Szef resortu rolnictwa odniósł się do kwestii skupu jabłek prowadzonego przez firmę Eskimos.

- Kogo boli, że kilkaset milionów złotych trafiło do polskich sadowników? - pytał retorycznie. Poinformował jednocześnie, że według dokumentów przedstawionych przez KOWR zabezpieczenia sądowe, zastawy udzielone przez firmę przewyższają zdecydowanie udzielone jej gwarancje kredytowe.

- Państwo nie ma możliwości, ani narzędzi do prowadzenia skupu interwencyjnego, ale dzika prywatyzacja z lat dziewięćdziesiątych funkcjonuje do dziś i każda próba przełamania tego monopolu spotyka się z ogromnym sprzeciwem - przypomniał szef resortu rolnictwa.

Minister zwrócił uwagę, że zachodnie firmy "stawały na głowie", aby nie dopuścić do skupu jabłek, ale państwo nie dopuści do okradania rolników. Temu też służą wprowadzone ostatnio przepisy.

- Kolejnym zarzut dotyczył byłego już sekretarza stanu Tadeusza Romańczuka, który odszedł ze stanowiska, gdyż musiał zając się swoją spółdzielnią mleczarską, w której był urlopowany na czas sprawowania urzędu - poinformował szef resortu.

Minister podkreślił, że prosił senatora o podjęcie się obowiązków sekretarza stanu w MRiRWze względu na jego ogromną wiedzę na temat rynku mleka i doświadczenie menedżerskie.

- Odszedł, aby pomóc spółdzielni, aby przezwyciężyć problemy z uregulowaniem zobowiązań wobec rolników dostarczających mleko do zakładu - podkreślił minister dodając, że zawsze będzie się starał pomagać rolnikom w takich sytuacjach.

Minister Ardanowski odniósł się również do zarzutów w kwestii hodowli koni arabskich i prowadzenia państwowych stadnin.

- Nie ma już i nie będzie takich cen jakie były kilka lat temu. Dziś rynek konia arabskiego jest zupełnie inny i fachowcy doskonale o tym wiedzą - powiedział minister przypominając jednocześnie, że wśród osób doradzających mu w sprawach koni znalazły się również niektóre osoby odwołane wcześniej ze swoich stanowisk.

Za nieuprawnione uznał minister zestawianie ubiegłorocznej sytuacji finansowej stadniny w Janowie Podlaskim z sytuacją z rekordowego roku.

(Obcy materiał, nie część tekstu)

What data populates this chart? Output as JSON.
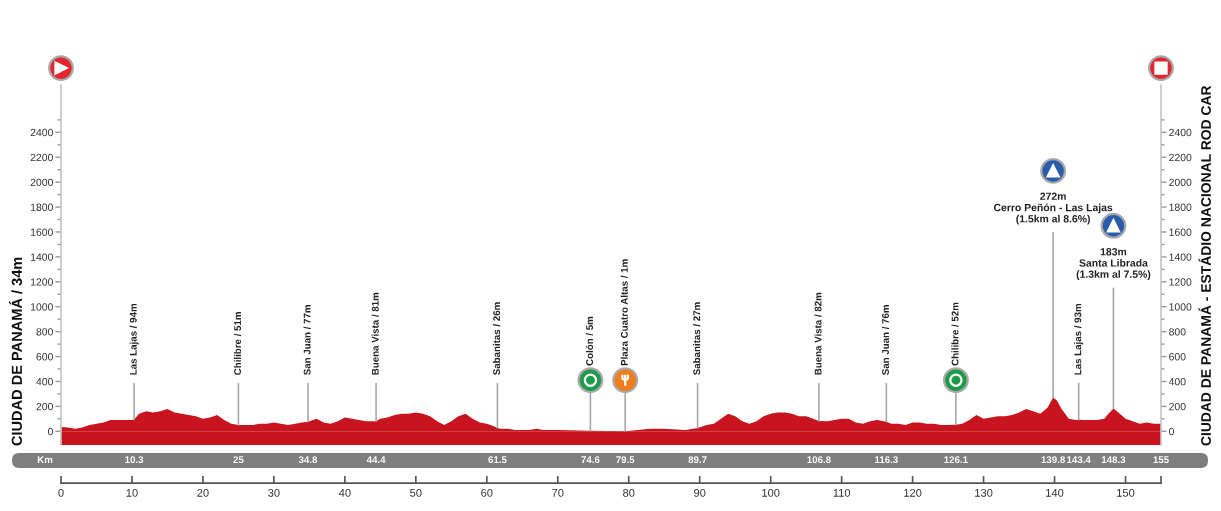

Zwrócił przy tym uwagę, że znaczny wpływ na straty miała ubiegłoroczna susza.

- Utrzymanie zasobów genowych, do czego zobowiązane jest państwo, jest niedochodowe. Dlatego stadniny wspomagane są dochodami z gospodarstw rolnych, co akurat uważam za bardzo dobry pomysł ministra Sawickiego - stwierdził minister Ardanowski.

Przypomniał jednocześnie, że te państwowe gospodarstwa nie mogą otrzymywać pomocy suszowej, a dopłaty są niższe niż te, które otrzymują rolnicy.

Obecny szef resortu rolnictwa odniósł się również do zarzutów byłego ministra Marka Sawickiego dotyczących Elewarr-u.

- Stawianie mi zarzutu o zakup elewatora w Koronowie jest chybiony. Ponadto, zewnętrzny audyt badający zasadność przejęcia przez Elewarr udziałów wykazał, że jest to dobra inwestycja - poinformował minister.

- Natomiast nadzór pana ministra Sawickiego nad Elewarrem, którym kierował jego partyjny kolega Andrzej Śmietanko był bardzo zły. Wobec dwóch osób prowadzone postępowanie zakończyło się ich dobrowolnym poddaniem się karze, a proces dotyczący trzeciej osoby jeszcze trwa - poinformował szef resortu.

-- Może ten atak na Elewarr jest wynikiem tego, że tak boli totalną opozycję, że może on być stabilizatorem na rynku zbóż? - ponownie pytał retorycznie minister Ardanowski.

- Nie jest też prawdą, że za czasów ministra Sawickiego ta firma nie miała strat. W roku 2014 wyniosły one ponad 6,3 mln złotych - poinformował minister.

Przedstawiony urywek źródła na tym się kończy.